Biography: Curtis Broadbent received his bachelor's degree from Brigham Young University in Provo, Utah. His doctoral work was with John Howell in experimental quantum optics at the University of Rochester. Following his PhD., Curtis completed a two year postdoctoral stint in theoretical quantum optics in the group of Joe Eberly, also at the University of Rochester. Curtis is now an Assistant Professor Part-Time at, you guessed it, the University of Rochester. Currently, he splits his time between theoretical quantum optics with Prof. Eberly and experimental quantum optics with Prof. Howell. His research projects currently include continuous-variable Bell inequalities, bounds for multipartite entanglement, entropic quantum steering inequalities, and generating a single-photon phase shift in a Bose-Einstein-Condensate.
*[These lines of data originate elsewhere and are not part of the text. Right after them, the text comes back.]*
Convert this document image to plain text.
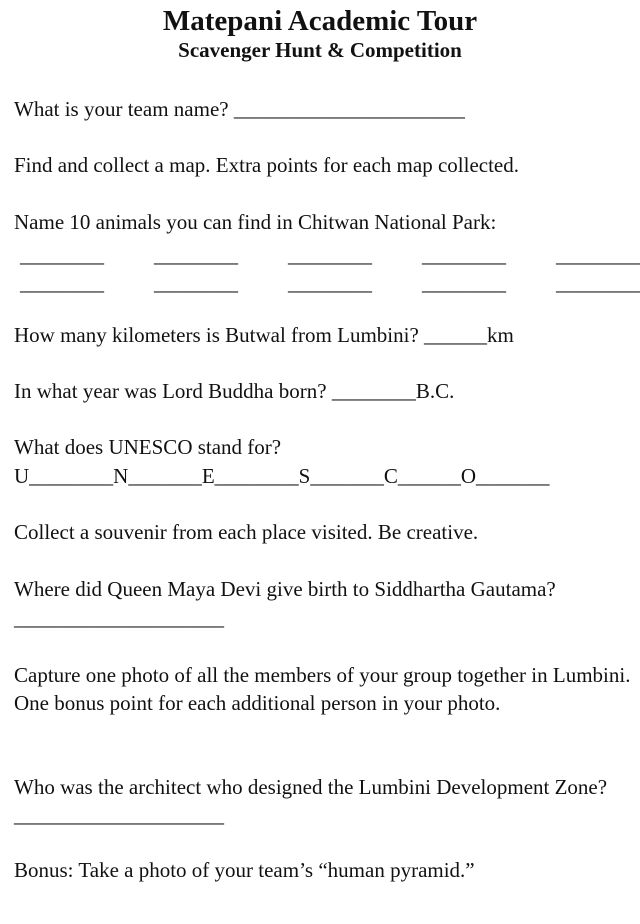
Matepani Academic Tour
Scavenger Hunt & Competition
What is your team name? ______________________
Find and collect a map. Extra points for each map collected.
Name 10 animals you can find in Chitwan National Park:
________ ________ ________ ________ ________
________ ________ ________ ________ ________
How many kilometers is Butwal from Lumbini? ______km
In what year was Lord Buddha born? ________B.C.
What does UNESCO stand for?
U________N_______E________S_______C______O_______
Collect a souvenir from each place visited. Be creative.
Where did Queen Maya Devi give birth to Siddhartha Gautama?
____________________
Capture one photo of all the members of your group together in Lumbini. One bonus point for each additional person in your photo.
Who was the architect who designed the Lumbini Development Zone? ____________________
Bonus: Take a photo of your team’s “human pyramid.”
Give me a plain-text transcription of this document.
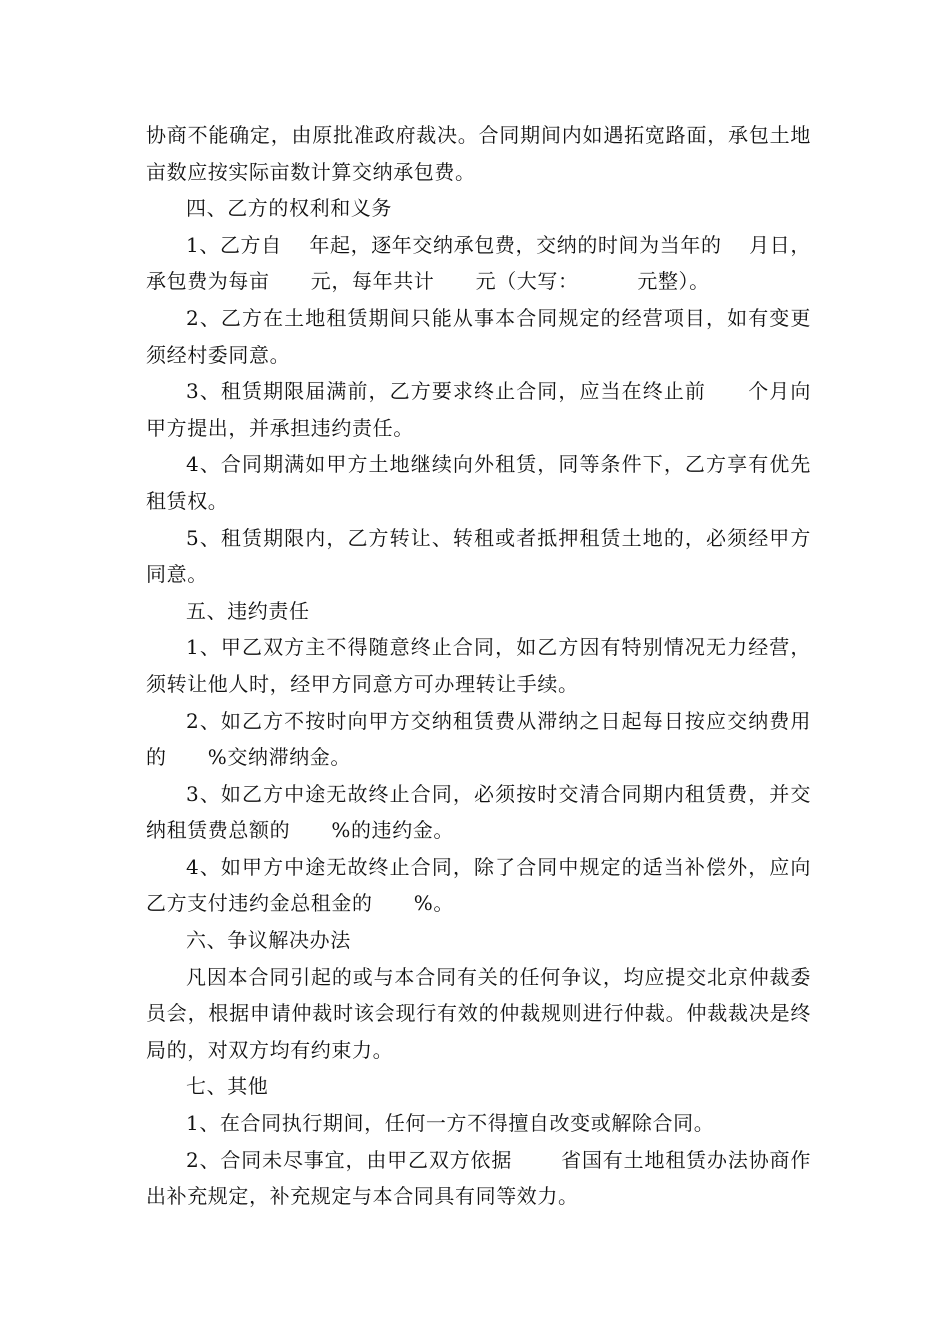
协商不能确定，由原批准政府裁决。合同期间内如遇拓宽路面，承包土地亩数应按实际亩数计算交纳承包费。

四、乙方的权利和义务

1、乙方自　 年起，逐年交纳承包费，交纳的时间为当年的　 月日，承包费为每亩　　元，每年共计　　元（大写：　　　 元整）。

2、乙方在土地租赁期间只能从事本合同规定的经营项目，如有变更须经村委同意。

3、租赁期限届满前，乙方要求终止合同，应当在终止前　　个月向甲方提出，并承担违约责任。

4、合同期满如甲方土地继续向外租赁，同等条件下，乙方享有优先租赁权。

5、租赁期限内，乙方转让、转租或者抵押租赁土地的，必须经甲方同意。

五、违约责任

1、甲乙双方主不得随意终止合同，如乙方因有特别情况无力经营，须转让他人时，经甲方同意方可办理转让手续。

2、如乙方不按时向甲方交纳租赁费从滞纳之日起每日按应交纳费用的　　%交纳滞纳金。

3、如乙方中途无故终止合同，必须按时交清合同期内租赁费，并交纳租赁费总额的　　%的违约金。

4、如甲方中途无故终止合同，除了合同中规定的适当补偿外，应向乙方支付违约金总租金的　　%。

六、争议解决办法

凡因本合同引起的或与本合同有关的任何争议，均应提交北京仲裁委员会，根据申请仲裁时该会现行有效的仲裁规则进行仲裁。仲裁裁决是终局的，对双方均有约束力。

七、其他

1、在合同执行期间，任何一方不得擅自改变或解除合同。

2、合同未尽事宜，由甲乙双方依据　　 省国有土地租赁办法协商作出补充规定，补充规定与本合同具有同等效力。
Wednesday January 30, 2013 5:00 - 6:00 pm
Thomas Gosnell Hall 08-A300
Dr. Edwin E. Hach, School of Physics and Astronomy, Rochester Institute of Technology
Quantum Optics with Ring Resonators: Theory
Abstract: Silicon nanophotonic structures, specifically waveguides coupled evanescently to ring resonators via directional couplers, seem to hold a great deal of promise as the “circuit elements” of a certain class of quantum information processing devices. It is important to the engineering of quantum information processors based upon this architecture to have a comprehensive quantum optical model of the dynamics of these structures, especially when driven at the one, two, and few photon level. In this talk I will present theoretical results that, even in their early stages, suggest exciting possibilities for the operation of scalable quantum information theoretic devices. I will also describe our ongoing efforts to design and develop these devices.
Biography: Ed Hach studied theoretical physics at the University of Arkansas and received his PhD degree in 2000. Following his PhD, he has held several visiting faculty positions in various time zones of the United States. Since 2006 he has been at RIT. He collaborates with the nanophotonics group at RIT, the quantum optics group at Lehman College, CUNY, and the quantum information group at the Air Force Research Lab in Rome, NY.
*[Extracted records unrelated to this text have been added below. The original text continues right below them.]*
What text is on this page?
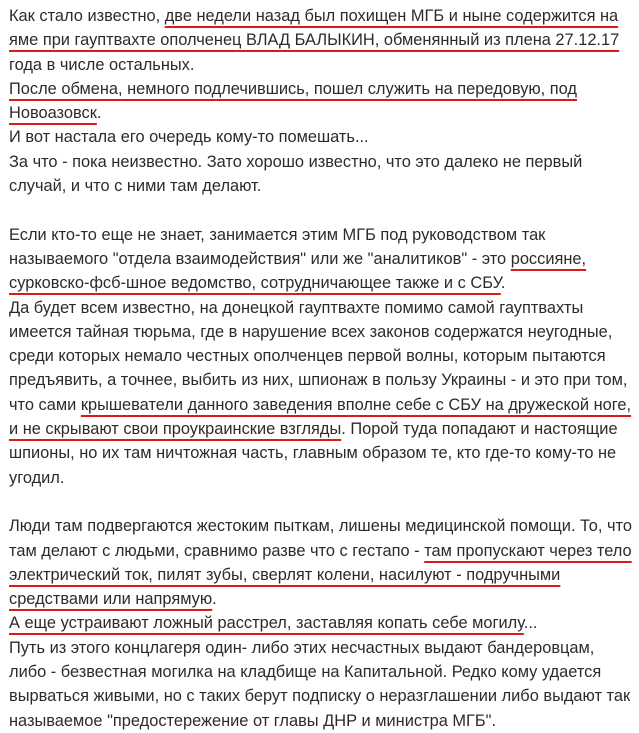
Как стало известно, две недели назад был похищен МГБ и ныне содержится на яме при гауптвахте ополченец ВЛАД БАЛЫКИН, обменянный из плена 27.12.17 года в числе остальных.

После обмена, немного подлечившись, пошел служить на передовую, под Новоазовск.

И вот настала его очередь кому-то помешать...

За что - пока неизвестно. Зато хорошо известно, что это далеко не первый случай, и что с ними там делают.

Если кто-то еще не знает, занимается этим МГБ под руководством так называемого "отдела взаимодействия" или же "аналитиков" - это россияне, сурковско-фсб-шное ведомство, сотрудничающее также и с СБУ.

Да будет всем известно, на донецкой гауптвахте помимо самой гауптвахты имеется тайная тюрьма, где в нарушение всех законов содержатся неугодные, среди которых немало честных ополченцев первой волны, которым пытаются предъявить, а точнее, выбить из них, шпионаж в пользу Украины - и это при том, что сами крышеватели данного заведения вполне себе с СБУ на дружеской ноге, и не скрывают свои проукраинские взгляды. Порой туда попадают и настоящие шпионы, но их там ничтожная часть, главным образом те, кто где-то кому-то не угодил.

Люди там подвергаются жестоким пыткам, лишены медицинской помощи. То, что там делают с людьми, сравнимо разве что с гестапо - там пропускают через тело электрический ток, пилят зубы, сверлят колени, насилуют - подручными средствами или напрямую.

А еще устраивают ложный расстрел, заставляя копать себе могилу...

Путь из этого концлагеря один- либо этих несчастных выдают бандеровцам, либо - безвестная могилка на кладбище на Капитальной. Редко кому удается вырваться живыми, но с таких берут подписку о неразглашении либо выдают так называемое "предостережение от главы ДНР и министра МГБ".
Wednesday, November 28, 2012 6:00-7:00pm
Chester F. Carlson Center for Imaging Science-1125
Azure Hansen, Department of Physics and Astronomy, University of Rochester
Vortices in Bose-Einstein condensates
Abstract: Bose-Einstein condensates (BECs) allow researchers to study quantum mechanics on a macroscopic scale. In our lab, we engineer the wavefunction of a BEC using a coherent two-photon stimulated Raman interaction. This allows us to create complex non-equilibrium states with specific spin and orbital (vortex) angular momenta. Depending on the choice of wavefunction, we can study a wide range of phenomena, each connecting to a different field of physics. Our work both furthers fundamental understanding of spin-dependent symmetries and light-matter interactions, as well as extends applications of ultracold atomic physics to metrology and information. Here, we discuss vortices in BECs in the context of atom optics and singular optics.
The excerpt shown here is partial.